Dark Matter searches: an overview

The INFIERI school aims at presenting some of the most exciting frontiers of physics and technology. The matter we know (baryonic matter made with protons, neutrons and electrons) is less than 5% of the energy content, and the Universe is dominated today by unknown Dark Energy (DE) and Dark Matter (DM). The existence of DM is now a mainstream concept, although at galactic scales all evidence for DM can also be explained by models with modified gravity. Evidence at large scales are however hard to reconcile with a simple modified gravity model. Cosmological Microwave Background (CMB) measurements show evidence for non-baryonic DM, which cannot be explained by the no-DM modified gravity models. Large scale N-body simulations prefer Cold Dark Matter (CDM) to Hot Dark Matter (HDM), Cold/Hot designating non-relativistic vs relativistic particles at decoupling, but the nature of DM is still unknown and many hypothesis have been suggested and explored.
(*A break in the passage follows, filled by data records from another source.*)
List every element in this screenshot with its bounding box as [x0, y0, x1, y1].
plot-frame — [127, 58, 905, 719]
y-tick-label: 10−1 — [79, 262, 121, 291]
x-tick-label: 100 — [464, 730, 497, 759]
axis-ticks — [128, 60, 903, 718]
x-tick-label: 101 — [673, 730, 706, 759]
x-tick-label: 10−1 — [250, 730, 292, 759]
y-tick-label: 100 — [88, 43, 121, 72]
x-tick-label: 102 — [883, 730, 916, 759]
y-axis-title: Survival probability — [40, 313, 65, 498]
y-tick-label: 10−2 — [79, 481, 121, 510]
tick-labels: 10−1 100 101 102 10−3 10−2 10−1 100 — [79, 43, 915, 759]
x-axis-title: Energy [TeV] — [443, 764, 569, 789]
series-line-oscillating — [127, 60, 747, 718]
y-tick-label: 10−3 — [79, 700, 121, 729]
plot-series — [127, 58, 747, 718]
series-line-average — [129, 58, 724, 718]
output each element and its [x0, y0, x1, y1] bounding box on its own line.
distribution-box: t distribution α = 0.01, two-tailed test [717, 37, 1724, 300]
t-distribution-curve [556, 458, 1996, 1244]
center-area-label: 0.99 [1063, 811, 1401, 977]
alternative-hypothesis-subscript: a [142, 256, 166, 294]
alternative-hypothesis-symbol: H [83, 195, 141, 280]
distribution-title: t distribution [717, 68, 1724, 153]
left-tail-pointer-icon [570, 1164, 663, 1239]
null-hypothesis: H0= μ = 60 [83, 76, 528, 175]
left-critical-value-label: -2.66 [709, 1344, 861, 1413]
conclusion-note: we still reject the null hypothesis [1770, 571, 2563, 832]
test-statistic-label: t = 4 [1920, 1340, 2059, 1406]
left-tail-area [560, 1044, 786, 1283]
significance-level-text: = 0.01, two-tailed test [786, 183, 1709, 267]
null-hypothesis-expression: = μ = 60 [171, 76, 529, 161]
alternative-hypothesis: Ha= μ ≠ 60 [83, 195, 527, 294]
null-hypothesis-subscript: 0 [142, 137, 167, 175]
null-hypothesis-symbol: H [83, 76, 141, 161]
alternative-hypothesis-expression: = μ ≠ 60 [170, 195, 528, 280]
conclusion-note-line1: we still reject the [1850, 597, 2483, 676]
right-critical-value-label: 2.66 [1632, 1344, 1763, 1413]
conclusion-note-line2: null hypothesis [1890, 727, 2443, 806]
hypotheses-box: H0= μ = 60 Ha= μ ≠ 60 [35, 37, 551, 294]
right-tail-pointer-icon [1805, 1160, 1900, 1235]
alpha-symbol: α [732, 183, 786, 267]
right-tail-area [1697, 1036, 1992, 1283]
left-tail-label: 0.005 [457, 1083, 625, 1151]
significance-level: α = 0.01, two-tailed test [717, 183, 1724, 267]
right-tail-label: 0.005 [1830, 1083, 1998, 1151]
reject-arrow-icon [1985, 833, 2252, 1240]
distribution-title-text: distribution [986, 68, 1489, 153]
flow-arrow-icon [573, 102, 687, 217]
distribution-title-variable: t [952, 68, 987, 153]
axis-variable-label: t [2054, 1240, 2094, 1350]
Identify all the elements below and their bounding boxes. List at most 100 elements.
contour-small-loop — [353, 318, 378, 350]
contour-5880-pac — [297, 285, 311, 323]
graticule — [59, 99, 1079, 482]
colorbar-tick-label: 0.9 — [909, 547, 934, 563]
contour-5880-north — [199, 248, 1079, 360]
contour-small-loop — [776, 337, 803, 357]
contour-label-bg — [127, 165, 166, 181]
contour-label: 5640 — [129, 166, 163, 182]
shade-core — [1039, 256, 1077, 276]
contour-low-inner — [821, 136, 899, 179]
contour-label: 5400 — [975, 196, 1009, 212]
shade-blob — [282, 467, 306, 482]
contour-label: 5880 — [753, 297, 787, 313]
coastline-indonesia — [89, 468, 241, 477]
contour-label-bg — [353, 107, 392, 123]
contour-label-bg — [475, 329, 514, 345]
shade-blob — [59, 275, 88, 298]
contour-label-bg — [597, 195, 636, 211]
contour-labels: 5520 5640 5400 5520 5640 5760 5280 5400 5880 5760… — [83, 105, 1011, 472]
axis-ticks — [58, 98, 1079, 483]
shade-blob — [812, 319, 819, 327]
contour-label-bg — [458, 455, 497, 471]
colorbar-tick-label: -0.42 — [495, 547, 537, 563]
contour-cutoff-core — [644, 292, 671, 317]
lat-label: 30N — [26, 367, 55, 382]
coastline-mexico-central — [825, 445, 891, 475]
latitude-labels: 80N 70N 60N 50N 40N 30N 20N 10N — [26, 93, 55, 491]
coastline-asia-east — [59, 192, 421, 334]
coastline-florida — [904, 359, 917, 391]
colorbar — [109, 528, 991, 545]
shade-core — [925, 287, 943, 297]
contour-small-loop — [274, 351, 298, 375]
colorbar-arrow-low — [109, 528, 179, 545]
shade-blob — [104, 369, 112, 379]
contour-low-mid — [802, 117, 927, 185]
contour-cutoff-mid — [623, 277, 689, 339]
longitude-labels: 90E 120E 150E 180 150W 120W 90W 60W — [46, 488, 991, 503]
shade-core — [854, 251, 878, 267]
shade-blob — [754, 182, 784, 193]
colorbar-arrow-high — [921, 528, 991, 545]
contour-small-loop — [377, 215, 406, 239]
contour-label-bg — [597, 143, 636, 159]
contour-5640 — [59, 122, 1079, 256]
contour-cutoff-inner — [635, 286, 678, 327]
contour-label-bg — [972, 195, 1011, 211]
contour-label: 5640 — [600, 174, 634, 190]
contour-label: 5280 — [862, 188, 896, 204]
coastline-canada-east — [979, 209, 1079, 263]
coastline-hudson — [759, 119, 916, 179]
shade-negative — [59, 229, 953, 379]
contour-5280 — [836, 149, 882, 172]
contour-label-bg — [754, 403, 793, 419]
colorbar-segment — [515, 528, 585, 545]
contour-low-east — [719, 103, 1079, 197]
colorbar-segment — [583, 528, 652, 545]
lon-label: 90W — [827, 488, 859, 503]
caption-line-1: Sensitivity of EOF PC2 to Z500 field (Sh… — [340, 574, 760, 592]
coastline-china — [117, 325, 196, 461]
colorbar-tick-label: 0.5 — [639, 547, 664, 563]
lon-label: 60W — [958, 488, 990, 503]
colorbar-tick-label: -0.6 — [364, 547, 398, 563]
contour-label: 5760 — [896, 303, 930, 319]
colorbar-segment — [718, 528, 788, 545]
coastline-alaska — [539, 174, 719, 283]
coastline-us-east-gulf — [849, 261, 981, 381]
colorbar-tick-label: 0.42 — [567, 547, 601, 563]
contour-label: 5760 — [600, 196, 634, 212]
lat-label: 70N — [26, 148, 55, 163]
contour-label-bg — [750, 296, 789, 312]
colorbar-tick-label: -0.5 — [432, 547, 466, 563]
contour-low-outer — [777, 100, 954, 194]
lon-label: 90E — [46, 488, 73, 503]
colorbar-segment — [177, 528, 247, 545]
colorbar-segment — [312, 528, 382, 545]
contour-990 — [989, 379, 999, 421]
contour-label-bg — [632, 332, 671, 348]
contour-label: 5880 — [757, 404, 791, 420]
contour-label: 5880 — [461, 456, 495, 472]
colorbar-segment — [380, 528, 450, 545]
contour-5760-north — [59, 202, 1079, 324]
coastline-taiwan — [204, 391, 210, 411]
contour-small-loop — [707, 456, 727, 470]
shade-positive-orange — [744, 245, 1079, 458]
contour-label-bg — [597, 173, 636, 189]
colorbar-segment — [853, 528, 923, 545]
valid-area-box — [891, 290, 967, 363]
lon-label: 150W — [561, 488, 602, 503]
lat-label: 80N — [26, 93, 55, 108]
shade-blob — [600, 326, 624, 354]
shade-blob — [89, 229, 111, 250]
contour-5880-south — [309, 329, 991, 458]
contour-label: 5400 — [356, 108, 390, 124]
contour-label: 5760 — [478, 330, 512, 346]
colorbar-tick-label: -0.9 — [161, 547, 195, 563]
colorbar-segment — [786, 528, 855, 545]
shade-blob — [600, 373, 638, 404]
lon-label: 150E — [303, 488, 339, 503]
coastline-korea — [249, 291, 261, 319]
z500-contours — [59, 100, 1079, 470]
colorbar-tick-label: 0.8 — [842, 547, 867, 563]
Some extensions of the Standard Model of Particle Physics expect particles which are neutral and interact very weakly with other forms of matter (WIMPs) In this short lecture notes, which is not aimed as a review of the field, I will summarize what is known about the existence of DM, which lead us to develop the most sensitive detectors in space, on Earth, and in underground laboratories. I will focus mainly on the Direct Detection of WIMPS and some of the experimental challenges. As the 2019 INFIERI school was held in Wuhan, China, I have mainly selected examples from the Chinese projects.